Эта часть адресована знатокам творчества Триера, тем, кто ценит его провокационный дар, его умение превратить милое семейное событие в парад дураков, безумцев и негодяев. Подозреваю, что эта первая часть помимо собственной ценности имеет коварную цель: увлечь мелочами и усыпить подозрения насчет финала. Это же настоящая ювелирная работа, и трудно поверить, что, потратив столько сил на изобретение, а затем представление нам всех этих людей, режиссер поганой тряпкой сотрет их с доски и даже не вспомнит.
Конец
Девять десятых персонажей, задействованных в первой главе, Триеру больше никогда не понадобятся. Теоретически он мог бы начать повествование сразу со второй главы, где действуют та же непутевая Жюстина и ее удачно устроенная в жизни сестра (Шарлотта Генсбур) с мужем (Кифер Сазерленд), хозяином поместья, угодий, лесов, полей для гольфа и замка, где все и происходит.
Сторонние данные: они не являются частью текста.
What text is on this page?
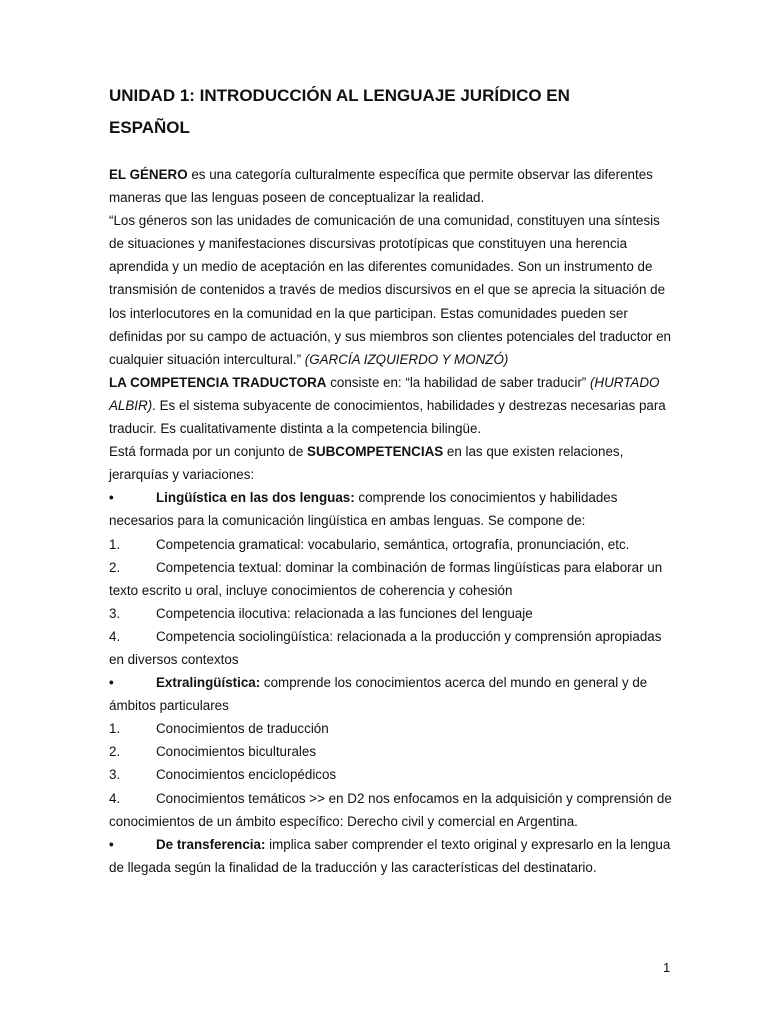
UNIDAD 1: INTRODUCCIÓN AL LENGUAJE JURÍDICO EN ESPAÑOL

EL GÉNERO es una categoría culturalmente específica que permite observar las diferentes maneras que las lenguas poseen de conceptualizar la realidad.

“Los géneros son las unidades de comunicación de una comunidad, constituyen una síntesis de situaciones y manifestaciones discursivas prototípicas que constituyen una herencia aprendida y un medio de aceptación en las diferentes comunidades. Son un instrumento de transmisión de contenidos a través de medios discursivos en el que se aprecia la situación de los interlocutores en la comunidad en la que participan. Estas comunidades pueden ser definidas por su campo de actuación, y sus miembros son clientes potenciales del traductor en cualquier situación intercultural.” (GARCÍA IZQUIERDO Y MONZÓ)

LA COMPETENCIA TRADUCTORA consiste en: “la habilidad de saber traducir” (HURTADO ALBIR). Es el sistema subyacente de conocimientos, habilidades y destrezas necesarias para traducir. Es cualitativamente distinta a la competencia bilingüe.

Está formada por un conjunto de SUBCOMPETENCIAS en las que existen relaciones, jerarquías y variaciones:

•	Lingüística en las dos lenguas: comprende los conocimientos y habilidades necesarios para la comunicación lingüística en ambas lenguas. Se compone de:

1.	Competencia gramatical: vocabulario, semántica, ortografía, pronunciación, etc.

2.	Competencia textual: dominar la combinación de formas lingüísticas para elaborar un texto escrito u oral, incluye conocimientos de coherencia y cohesión

3.	Competencia ilocutiva: relacionada a las funciones del lenguaje

4.	Competencia sociolingüística: relacionada a la producción y comprensión apropiadas en diversos contextos

•	Extralingüística: comprende los conocimientos acerca del mundo en general y de ámbitos particulares

1.	Conocimientos de traducción

2.	Conocimientos biculturales

3.	Conocimientos enciclopédicos

4.	Conocimientos temáticos >> en D2 nos enfocamos en la adquisición y comprensión de conocimientos de un ámbito específico: Derecho civil y comercial en Argentina.

•	De transferencia: implica saber comprender el texto original y expresarlo en la lengua de llegada según la finalidad de la traducción y las características del destinatario.

1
Кстати, в "Меланхолии" Триер в очередной раз с некоторой злорадностью заявляет, что гольф на 19 лунок, конюшня и парк никому не помогут на Страшном суде. Только еще обиднее будет столкнуться с Меланхолией.
Здесь мы наконец-то понимаем, что Жюстина действительно больна. Ее пытаются лечить, но почему-то сразу ясно, что в итоге она окажется самой здоровой на голову среди всех нормальных.
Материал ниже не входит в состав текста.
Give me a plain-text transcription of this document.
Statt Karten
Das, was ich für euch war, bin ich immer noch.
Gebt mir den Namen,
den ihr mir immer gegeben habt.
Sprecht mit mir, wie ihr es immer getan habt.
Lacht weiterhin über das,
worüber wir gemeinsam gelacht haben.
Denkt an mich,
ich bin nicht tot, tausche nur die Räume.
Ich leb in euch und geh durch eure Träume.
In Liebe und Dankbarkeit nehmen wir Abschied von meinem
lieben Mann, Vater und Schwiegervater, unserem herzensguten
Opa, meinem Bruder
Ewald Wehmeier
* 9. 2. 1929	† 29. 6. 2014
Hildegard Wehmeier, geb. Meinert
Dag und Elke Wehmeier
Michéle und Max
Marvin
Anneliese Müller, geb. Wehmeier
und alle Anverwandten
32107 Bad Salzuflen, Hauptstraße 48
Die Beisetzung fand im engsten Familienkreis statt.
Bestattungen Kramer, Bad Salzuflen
Даже в этом маленьком наборе персонажей Триер действует методом вычитания. Они покидают экран один за другим. Раньше всех исчезнет мажордом, Маленький Папа. Кстати, очень точное наблюдение: верный предвестник беды — исчезновение прислуги.
Потом покончит с собой отец. Он увлечен астрономией, верит ученым, но боится за семью и на фатальное приближение Меланхолии реагирует единственно возможным для себя образом. Принимает яд и удирает первым, бросив родных на произвол чужой планеты.
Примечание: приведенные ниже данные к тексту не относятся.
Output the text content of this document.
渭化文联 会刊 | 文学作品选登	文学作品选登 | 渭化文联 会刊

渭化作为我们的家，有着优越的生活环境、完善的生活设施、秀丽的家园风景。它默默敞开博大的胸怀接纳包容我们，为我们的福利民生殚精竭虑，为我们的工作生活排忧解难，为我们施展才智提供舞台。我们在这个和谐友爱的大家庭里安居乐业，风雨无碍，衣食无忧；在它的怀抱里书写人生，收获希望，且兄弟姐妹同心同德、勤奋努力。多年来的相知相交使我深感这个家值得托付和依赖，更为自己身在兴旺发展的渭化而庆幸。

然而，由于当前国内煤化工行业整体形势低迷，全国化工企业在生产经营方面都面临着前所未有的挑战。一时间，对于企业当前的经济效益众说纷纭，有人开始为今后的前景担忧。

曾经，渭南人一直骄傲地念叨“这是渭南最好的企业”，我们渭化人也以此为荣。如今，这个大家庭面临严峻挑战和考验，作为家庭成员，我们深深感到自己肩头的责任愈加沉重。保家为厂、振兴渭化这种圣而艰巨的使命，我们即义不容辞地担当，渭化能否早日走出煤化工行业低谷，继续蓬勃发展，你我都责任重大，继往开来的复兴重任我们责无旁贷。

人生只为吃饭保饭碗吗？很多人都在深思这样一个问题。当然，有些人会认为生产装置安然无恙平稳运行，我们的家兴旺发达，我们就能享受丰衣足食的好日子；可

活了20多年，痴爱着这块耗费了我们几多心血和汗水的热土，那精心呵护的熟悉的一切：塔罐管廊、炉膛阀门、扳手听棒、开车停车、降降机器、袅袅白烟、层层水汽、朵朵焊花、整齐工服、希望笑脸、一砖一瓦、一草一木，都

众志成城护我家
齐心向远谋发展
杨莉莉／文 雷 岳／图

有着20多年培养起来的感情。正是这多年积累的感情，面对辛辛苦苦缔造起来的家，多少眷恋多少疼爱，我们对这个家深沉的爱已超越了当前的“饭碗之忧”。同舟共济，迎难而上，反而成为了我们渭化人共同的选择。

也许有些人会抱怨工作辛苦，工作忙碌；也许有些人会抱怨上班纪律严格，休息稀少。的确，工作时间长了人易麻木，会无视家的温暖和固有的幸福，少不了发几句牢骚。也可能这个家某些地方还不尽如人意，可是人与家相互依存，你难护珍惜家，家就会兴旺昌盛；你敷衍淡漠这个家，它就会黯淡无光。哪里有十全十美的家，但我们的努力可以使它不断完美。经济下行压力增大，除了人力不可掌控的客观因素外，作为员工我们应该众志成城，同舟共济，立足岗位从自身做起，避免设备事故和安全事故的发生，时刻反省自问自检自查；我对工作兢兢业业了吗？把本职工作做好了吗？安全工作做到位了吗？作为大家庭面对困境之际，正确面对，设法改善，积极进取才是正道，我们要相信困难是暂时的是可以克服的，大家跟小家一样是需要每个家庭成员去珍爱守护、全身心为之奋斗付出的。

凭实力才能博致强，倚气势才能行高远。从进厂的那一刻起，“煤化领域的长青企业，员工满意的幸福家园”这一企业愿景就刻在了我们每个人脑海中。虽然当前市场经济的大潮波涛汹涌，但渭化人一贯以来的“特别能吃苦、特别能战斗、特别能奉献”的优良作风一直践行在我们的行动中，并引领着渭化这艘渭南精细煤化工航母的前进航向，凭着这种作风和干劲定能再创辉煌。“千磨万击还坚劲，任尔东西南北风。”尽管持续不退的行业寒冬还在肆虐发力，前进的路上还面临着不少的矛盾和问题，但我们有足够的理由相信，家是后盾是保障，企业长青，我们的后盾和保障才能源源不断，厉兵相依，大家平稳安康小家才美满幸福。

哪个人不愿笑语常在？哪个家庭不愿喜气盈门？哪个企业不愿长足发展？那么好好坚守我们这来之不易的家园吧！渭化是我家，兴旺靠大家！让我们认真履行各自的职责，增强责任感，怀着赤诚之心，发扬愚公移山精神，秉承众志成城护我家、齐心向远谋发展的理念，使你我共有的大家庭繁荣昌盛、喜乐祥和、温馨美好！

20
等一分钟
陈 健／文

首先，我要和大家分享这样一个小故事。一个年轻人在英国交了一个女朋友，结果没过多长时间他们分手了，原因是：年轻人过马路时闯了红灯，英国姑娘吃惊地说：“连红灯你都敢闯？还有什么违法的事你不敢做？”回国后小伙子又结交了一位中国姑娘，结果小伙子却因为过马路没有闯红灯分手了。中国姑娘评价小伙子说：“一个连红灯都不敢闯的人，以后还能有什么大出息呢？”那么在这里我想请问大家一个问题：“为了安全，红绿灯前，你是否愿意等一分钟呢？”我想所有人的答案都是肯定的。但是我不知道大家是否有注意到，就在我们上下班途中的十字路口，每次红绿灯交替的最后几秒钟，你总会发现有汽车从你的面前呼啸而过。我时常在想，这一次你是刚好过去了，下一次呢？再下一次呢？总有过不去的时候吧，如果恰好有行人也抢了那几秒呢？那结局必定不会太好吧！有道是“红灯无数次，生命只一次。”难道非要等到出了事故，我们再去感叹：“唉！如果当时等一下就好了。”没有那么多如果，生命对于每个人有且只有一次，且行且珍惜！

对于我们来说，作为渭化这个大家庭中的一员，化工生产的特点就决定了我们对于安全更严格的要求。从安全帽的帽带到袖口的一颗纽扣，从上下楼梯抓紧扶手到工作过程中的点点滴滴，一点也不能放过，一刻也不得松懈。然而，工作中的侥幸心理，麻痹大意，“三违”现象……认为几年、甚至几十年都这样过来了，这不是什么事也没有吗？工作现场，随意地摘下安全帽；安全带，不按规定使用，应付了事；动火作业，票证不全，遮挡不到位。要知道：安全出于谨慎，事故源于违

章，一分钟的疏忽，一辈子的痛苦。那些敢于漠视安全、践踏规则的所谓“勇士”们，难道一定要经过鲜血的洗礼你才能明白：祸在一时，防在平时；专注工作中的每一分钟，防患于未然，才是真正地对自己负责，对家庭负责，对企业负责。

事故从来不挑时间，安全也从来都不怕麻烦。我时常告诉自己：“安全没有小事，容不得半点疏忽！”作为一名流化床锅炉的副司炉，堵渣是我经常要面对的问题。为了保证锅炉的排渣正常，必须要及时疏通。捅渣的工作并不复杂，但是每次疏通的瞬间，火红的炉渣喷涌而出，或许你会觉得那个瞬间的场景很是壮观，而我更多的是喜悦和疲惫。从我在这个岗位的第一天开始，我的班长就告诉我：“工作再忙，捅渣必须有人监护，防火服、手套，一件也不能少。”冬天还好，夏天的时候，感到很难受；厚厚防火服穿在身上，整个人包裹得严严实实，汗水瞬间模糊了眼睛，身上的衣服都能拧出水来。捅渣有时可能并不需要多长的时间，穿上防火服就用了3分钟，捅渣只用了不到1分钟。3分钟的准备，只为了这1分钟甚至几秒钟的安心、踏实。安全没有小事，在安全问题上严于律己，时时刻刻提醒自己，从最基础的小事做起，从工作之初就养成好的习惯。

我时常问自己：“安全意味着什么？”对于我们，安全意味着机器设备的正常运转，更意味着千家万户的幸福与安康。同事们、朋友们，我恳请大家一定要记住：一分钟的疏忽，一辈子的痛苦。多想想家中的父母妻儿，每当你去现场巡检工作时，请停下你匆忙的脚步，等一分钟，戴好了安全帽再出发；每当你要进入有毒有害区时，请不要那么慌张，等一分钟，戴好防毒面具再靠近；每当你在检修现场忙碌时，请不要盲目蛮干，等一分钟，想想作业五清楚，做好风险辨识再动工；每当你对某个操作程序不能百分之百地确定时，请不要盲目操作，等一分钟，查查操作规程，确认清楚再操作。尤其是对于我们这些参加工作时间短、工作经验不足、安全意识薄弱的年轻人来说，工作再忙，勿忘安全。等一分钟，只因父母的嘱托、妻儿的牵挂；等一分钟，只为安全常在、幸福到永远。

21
Жена начинает метаться, пытаясь спасти сына, хотя кого и как тут спасешь? И в этой ситуации самым лучшим вариантом поведения становится сумасшествие, с депрессивной Жюстиной не страшно помирать. Она и ребенка успокоит, и сестру призовет к порядку. Всерьез полагаешь, что, может быть, она и вправду знает какой-то секрет борьбы с вселенскими катаклизмами в духе Муми-тролля и кометы. Нет, не знает. Так что потом и обе сестры, и маленький мальчик сгорят в огне межпланетной катастрофы. Не останется никого, совсем никого, кроме режиссера.
Часть вторая. Смертная скука
Кому-то "Меланхолия" покажется лучшим, образцовейшим фильмом Триера, да и вообще произведением, которому надо внимать, не отрываясь и наслаждаясь каждой деталью. Что не помешает многим лицам с профессионально скептическим умом счесть фильм донельзя тягомотным. Это как с Кирстен Данст: одним она дико нравится, другие говорят, что она уродина. И те и другие правы.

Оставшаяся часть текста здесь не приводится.